Wormed's space-obsession is an enjoyable gimmick, but I think California band Inherit Disease's new album Ephemeral is actually more enjoyably brutal. All death metal vocals are low and guttural, but even among his demonic burping peers, Obie Flett's demonic burping is remarkable; every utterance is a death rattle. The sound on Dan Osborn's drums is impressive as well; he sounds like he's playing them at the bottom of a well. The murkiness helps get Ephemeral into that perfect death metal place where the band is playing breakneck riffs while still sounding like they're slogging across semi-liquefying carrion.

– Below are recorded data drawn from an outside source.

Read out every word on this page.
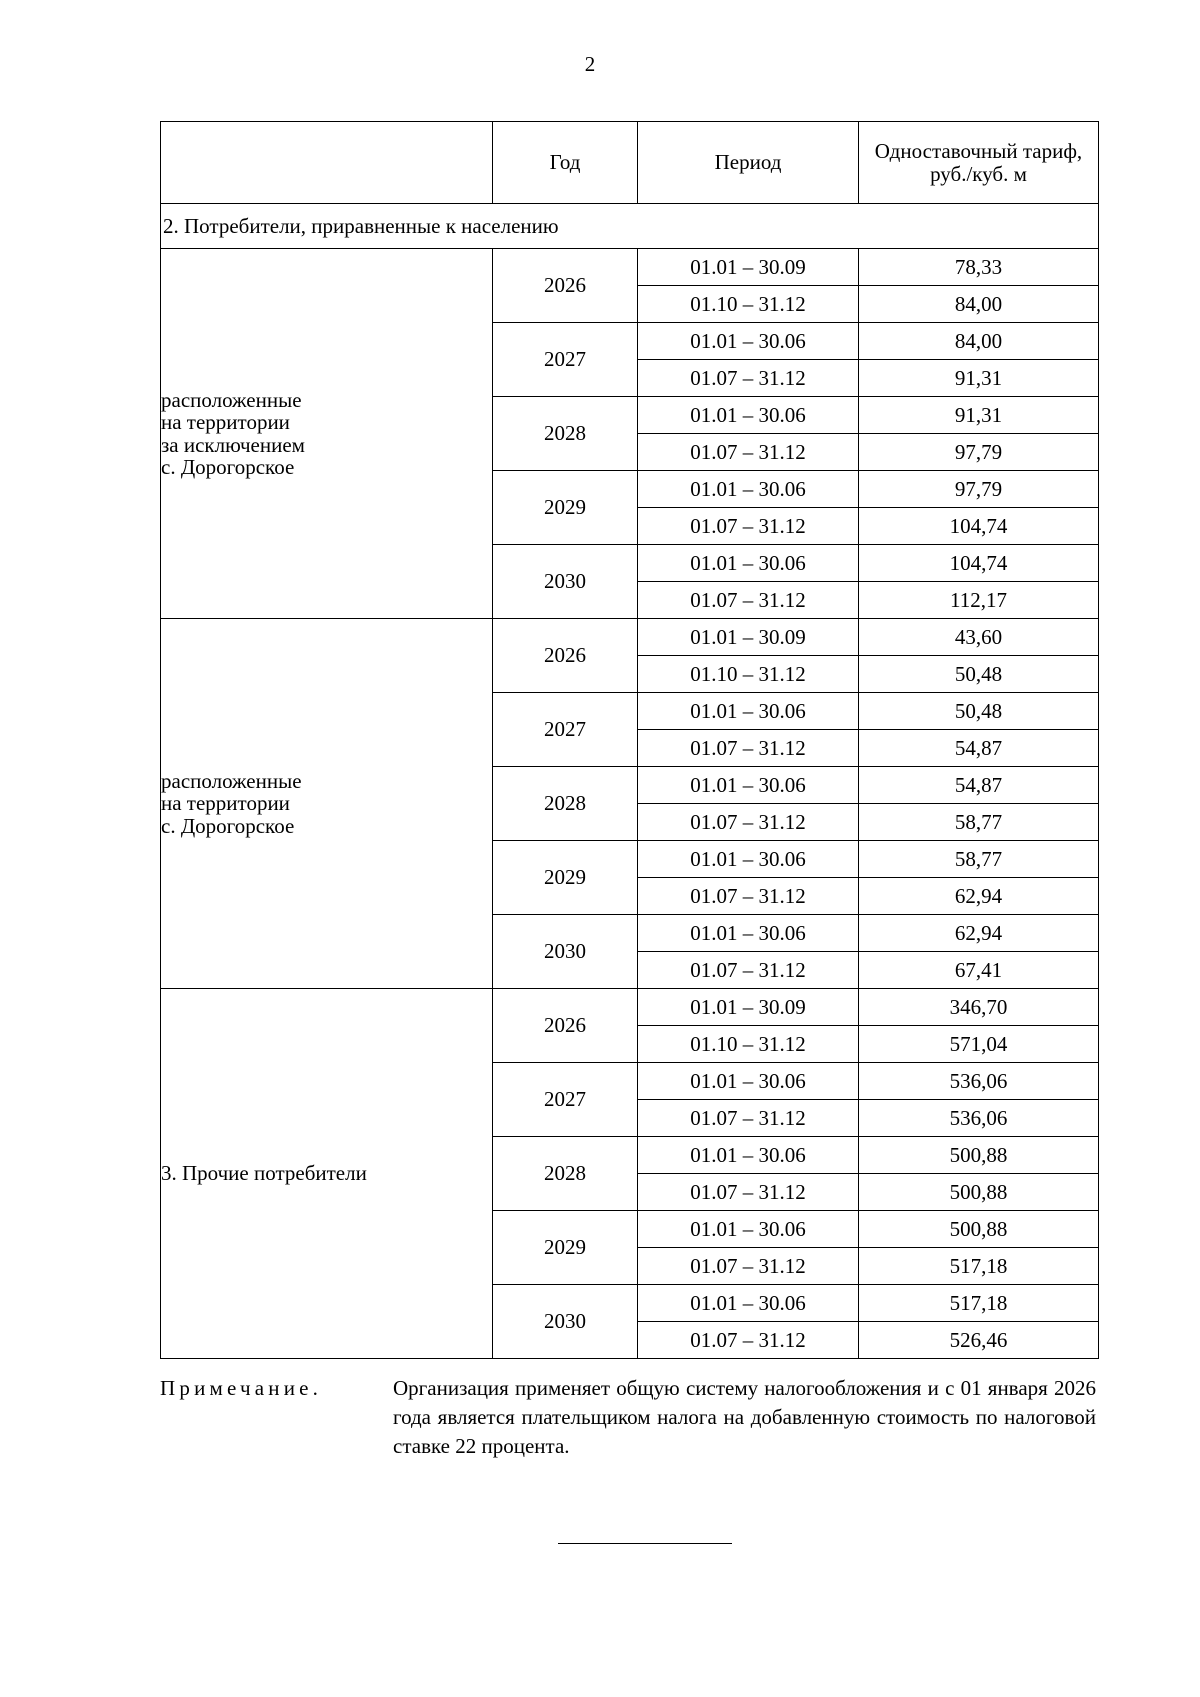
2
	Год	Период	Одноставочный тариф, руб./куб. м
2. Потребители, приравненные к населению			
расположенные
на территории
за исключением
с. Дорогорское	2026	01.01 – 30.09	78,33
		01.10 – 31.12	84,00
	2027	01.01 – 30.06	84,00
		01.07 – 31.12	91,31
	2028	01.01 – 30.06	91,31
		01.07 – 31.12	97,79
	2029	01.01 – 30.06	97,79
		01.07 – 31.12	104,74
	2030	01.01 – 30.06	104,74
		01.07 – 31.12	112,17
расположенные
на территории
с. Дорогорское	2026	01.01 – 30.09	43,60
		01.10 – 31.12	50,48
	2027	01.01 – 30.06	50,48
		01.07 – 31.12	54,87
	2028	01.01 – 30.06	54,87
		01.07 – 31.12	58,77
	2029	01.01 – 30.06	58,77
		01.07 – 31.12	62,94
	2030	01.01 – 30.06	62,94
		01.07 – 31.12	67,41
3. Прочие потребители	2026	01.01 – 30.09	346,70
		01.10 – 31.12	571,04
	2027	01.01 – 30.06	536,06
		01.07 – 31.12	536,06
	2028	01.01 – 30.06	500,88
		01.07 – 31.12	500,88
	2029	01.01 – 30.06	500,88
		01.07 – 31.12	517,18
	2030	01.01 – 30.06	517,18
		01.07 – 31.12	526,46
Примечание.	Организация применяет общую систему налогообложения и с 01 января 2026 года является плательщиком налога на добавленную стоимость по налоговой ставке 22 процента.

My favorite track on Ephemeral is "Digested by Invertebrates," which improbably lives up to its name. The first half of the track is a head-nodding, punishing buzz that could be shoe-gazey if it weren't for the clotted drums thudding around it. Then the second half picks up speed, turning into a pummeling start-stop that struggles for rhythm before the invertebrates drag it down again. The end makes me laugh; after all that dramatic tension, Flett just goes, "urk blargh" and that's it. The stomach acids finally got him.
Also a highlight is "Lord Cyborg." It doesn't have the musical sci-fi nods you get from Wormed; instead, Inherit Disease points to human/robot fusion by having Osborn play at speeds that seem faster than mortal while Flett vocalizes like a perforated piece of meat. A couple of guitar squalls rise above the much right at the end, a tortured hint of personality immediately strangled.
Strangling personality is what death metal is all about; corpses have faces, but the invertebrates digesting them don't care. All death metal should strive forever for a perfect furious inhuman blankness, a cloned legion speaking with one voice from many terminals. The fact that you can tell Wormed and Inherit Disease apart is in some sense a failure. All flesh is weak—which could be song title on a Wormed or Inherit Disease album.